Над лужей вина, растекшейся на ковре, ученые стояли лицом к лицу, длинный нос Ньютона почти уткнулся в подбородок Бентли.
– Прошу вас, сэр Исаак, – наконец сказал декан. – Давайте дискутировать культурно.
– Дискутировать не о чем. – Ньютон рухнул в кресло, вновь превратившись в усталого старика. – Я понимаю, о чем говорю, а вы нет. Но вам простительно. Этого никто не понимает, и я проклинаю жестокую судьбу, одарившую меня озарением. Я открыл, как изменить будущее. Это исключительная прерогатива Бога. Но Господь дал мне ключ. Я не могу отмахнуться от того, что знаю, что открыл мне Всевышний. Даже если сойду с ума. Посему, декан Бентли, эти письма и запечатанный ящик я завещаю вам и вашим преемникам.
42
Стэнтон долго разглядывал следы.
Каждый осветил фонариком. Он чуть ли не умолял картину сложиться иначе. Но сомнений не было. Следы начинались в центре погреба и вели к двери.

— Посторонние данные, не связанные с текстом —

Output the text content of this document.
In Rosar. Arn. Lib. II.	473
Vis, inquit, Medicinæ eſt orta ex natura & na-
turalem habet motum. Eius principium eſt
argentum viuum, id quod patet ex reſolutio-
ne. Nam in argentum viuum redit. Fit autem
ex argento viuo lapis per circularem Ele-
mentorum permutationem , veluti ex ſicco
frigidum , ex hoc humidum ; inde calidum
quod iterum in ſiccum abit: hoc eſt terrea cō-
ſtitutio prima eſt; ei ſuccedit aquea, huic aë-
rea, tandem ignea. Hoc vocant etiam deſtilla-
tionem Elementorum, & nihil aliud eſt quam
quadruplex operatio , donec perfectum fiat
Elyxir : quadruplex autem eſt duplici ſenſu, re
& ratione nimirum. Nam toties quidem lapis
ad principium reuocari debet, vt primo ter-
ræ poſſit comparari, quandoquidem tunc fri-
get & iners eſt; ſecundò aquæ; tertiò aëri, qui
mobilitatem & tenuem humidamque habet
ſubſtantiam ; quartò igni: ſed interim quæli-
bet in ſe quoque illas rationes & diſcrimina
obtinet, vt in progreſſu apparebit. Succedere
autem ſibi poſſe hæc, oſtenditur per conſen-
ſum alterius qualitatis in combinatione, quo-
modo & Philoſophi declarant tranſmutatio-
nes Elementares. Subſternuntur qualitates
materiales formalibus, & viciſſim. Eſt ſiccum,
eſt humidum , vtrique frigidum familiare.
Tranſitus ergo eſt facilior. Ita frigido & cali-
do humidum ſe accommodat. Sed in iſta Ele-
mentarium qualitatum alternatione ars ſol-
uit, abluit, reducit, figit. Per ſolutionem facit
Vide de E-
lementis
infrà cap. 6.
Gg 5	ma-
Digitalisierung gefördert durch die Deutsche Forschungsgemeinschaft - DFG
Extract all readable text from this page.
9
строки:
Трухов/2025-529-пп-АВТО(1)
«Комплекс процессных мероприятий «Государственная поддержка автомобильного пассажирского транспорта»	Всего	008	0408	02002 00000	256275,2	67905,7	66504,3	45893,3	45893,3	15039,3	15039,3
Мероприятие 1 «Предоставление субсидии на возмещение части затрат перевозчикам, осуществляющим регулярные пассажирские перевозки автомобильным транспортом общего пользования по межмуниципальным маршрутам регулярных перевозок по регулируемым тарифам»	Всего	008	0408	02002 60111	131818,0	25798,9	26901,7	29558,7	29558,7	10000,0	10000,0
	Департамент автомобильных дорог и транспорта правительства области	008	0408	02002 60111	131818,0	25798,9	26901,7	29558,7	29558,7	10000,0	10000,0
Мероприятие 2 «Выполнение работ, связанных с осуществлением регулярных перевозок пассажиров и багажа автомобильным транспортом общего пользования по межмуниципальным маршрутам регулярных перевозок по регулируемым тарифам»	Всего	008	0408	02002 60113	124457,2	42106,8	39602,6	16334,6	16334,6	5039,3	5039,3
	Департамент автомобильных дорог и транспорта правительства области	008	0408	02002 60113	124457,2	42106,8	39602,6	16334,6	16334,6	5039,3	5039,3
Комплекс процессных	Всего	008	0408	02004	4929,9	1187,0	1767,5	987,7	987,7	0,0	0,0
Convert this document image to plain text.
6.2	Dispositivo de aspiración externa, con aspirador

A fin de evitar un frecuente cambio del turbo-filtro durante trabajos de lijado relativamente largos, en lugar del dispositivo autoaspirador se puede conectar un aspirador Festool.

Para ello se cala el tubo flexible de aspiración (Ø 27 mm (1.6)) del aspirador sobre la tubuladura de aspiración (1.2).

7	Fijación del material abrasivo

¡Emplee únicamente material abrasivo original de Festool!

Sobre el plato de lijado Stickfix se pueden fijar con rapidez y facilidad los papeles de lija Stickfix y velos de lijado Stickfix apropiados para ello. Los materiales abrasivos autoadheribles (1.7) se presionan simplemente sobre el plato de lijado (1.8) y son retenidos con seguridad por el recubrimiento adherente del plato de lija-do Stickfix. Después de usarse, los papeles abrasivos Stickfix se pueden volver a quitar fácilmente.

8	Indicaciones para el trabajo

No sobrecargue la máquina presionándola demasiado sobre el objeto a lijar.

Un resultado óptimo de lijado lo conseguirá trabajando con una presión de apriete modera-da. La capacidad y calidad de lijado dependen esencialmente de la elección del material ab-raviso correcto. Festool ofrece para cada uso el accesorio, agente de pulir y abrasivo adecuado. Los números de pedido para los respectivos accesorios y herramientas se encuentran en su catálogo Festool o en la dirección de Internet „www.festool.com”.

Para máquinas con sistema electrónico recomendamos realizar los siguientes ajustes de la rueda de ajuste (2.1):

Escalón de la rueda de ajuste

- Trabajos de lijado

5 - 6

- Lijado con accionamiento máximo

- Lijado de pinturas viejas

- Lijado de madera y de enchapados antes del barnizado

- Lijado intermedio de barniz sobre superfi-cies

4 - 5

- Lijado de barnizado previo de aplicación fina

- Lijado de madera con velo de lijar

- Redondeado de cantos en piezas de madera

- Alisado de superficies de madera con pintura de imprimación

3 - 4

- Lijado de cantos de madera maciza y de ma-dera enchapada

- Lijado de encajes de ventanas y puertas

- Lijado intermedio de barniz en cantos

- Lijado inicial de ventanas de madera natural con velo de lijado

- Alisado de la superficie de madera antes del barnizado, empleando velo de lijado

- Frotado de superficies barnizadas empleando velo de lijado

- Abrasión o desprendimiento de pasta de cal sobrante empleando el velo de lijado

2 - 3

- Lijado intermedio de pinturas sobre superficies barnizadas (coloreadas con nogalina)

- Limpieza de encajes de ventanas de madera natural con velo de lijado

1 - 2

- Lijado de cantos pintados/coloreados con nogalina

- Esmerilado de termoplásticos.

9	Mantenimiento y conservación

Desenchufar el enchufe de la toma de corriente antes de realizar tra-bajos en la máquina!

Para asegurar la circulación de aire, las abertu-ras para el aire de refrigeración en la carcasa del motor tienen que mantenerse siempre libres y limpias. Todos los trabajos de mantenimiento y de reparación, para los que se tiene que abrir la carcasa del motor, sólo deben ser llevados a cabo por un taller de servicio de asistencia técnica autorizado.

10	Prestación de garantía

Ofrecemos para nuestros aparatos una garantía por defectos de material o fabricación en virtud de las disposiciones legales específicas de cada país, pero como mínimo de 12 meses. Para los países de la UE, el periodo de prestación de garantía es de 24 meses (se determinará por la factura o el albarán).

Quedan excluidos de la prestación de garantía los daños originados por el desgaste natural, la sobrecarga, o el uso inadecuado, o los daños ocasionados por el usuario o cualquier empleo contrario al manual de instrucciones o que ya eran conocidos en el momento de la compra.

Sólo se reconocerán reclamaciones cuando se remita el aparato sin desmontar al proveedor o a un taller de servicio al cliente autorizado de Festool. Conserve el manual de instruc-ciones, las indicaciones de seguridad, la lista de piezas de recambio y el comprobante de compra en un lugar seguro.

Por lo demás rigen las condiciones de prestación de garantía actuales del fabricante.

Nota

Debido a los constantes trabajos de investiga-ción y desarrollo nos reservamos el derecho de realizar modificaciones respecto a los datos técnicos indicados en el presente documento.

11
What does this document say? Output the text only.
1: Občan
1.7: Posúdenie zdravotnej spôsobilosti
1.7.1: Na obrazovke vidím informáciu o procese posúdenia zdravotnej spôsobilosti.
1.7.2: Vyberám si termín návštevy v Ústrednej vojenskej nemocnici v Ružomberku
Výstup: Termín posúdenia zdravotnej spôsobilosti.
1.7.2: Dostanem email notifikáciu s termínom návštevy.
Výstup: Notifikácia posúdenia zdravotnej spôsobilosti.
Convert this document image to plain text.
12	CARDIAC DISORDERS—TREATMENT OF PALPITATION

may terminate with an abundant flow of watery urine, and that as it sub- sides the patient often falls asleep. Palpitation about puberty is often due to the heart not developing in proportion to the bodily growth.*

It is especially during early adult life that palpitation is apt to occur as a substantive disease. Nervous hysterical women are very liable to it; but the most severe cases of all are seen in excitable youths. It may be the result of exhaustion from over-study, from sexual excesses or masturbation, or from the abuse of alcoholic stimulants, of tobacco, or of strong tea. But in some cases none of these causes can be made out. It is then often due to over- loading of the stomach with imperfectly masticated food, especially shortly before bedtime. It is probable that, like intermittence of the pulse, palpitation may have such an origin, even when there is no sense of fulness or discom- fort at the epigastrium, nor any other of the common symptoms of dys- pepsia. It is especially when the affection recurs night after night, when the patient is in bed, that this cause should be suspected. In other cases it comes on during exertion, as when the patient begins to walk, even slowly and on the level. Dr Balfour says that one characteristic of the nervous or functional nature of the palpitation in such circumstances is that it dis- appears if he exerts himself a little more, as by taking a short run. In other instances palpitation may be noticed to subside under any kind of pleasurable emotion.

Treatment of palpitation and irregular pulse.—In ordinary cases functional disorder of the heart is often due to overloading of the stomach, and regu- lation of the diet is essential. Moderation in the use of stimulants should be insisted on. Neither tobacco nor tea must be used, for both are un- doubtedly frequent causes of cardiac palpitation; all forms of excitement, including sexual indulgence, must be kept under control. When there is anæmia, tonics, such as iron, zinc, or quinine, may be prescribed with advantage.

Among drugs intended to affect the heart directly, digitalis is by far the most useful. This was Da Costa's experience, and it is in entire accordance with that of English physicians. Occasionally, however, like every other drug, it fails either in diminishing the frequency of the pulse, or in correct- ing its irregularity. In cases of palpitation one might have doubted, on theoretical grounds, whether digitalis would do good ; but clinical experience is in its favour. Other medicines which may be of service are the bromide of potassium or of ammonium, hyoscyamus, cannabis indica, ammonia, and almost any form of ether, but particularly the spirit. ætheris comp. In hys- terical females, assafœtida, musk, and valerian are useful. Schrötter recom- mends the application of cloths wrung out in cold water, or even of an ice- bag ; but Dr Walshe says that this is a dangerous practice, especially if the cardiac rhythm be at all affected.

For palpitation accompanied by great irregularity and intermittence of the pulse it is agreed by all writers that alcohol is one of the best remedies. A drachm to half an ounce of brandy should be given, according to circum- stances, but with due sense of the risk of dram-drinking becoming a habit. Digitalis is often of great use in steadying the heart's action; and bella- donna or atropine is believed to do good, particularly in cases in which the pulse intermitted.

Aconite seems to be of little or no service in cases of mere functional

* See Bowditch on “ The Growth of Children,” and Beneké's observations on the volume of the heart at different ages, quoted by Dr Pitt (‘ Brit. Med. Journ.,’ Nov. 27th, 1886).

В точности как следы Маккласки и его собственные.
От догадки, что это означает, закружилась голова.
Еще кто-то прошел сквозь время.
Но это невозможно. Стэнтон видел расчеты. Профессор Сенгупта был предельно точен. Время досконально выверено, его витки соприкоснулись менее чем на секунду. Ровно в полночь посланец Хроносов отбывал из 31 мая 2025 года и четверть первого ночи прибывал в 1 июня 1914 года. Позже уже не проскочишь. Через минуту не подойдет следующий автобус.
Стэнтон выключил фонарик и в окутавшей его темноте сопоставил известные факты. Объяснения Сенгупты. Собственный опыт. Улики на пыльном полу. Истина пробивалась в сознание, точно баран, почти снесший ворота.
Следующий автобус пришел не через минуту.
Он пришел через сто одиннадцать лет.
С тех пор как Стэнтон и Маккласки наследили в погребе, минуло больше века.
Вот она, страшная правда.
Нынешний век отправлен в небытие, как и собственный век Стэнтона. Временной виток запущен снова. Сейчас не вторая, а третья версия века. Из будущего, созданного Стэнтоном, явился новый посланец.
Явился, чтобы изменить прошлое.
Прошлое, созданное Стэнтоном.
И прожитое им.
Миссия провалилась. Значит, в веке, начавшемся после спасения эрцгерцога и убийства кайзера, произошло нечто ужасное. Может быть, не столь ужасное, как в первой версии века, но достаточное для того, чтобы в ином 2025-м новые Хроносы обратились к Ньютоновым расчетам, решив изменить историю.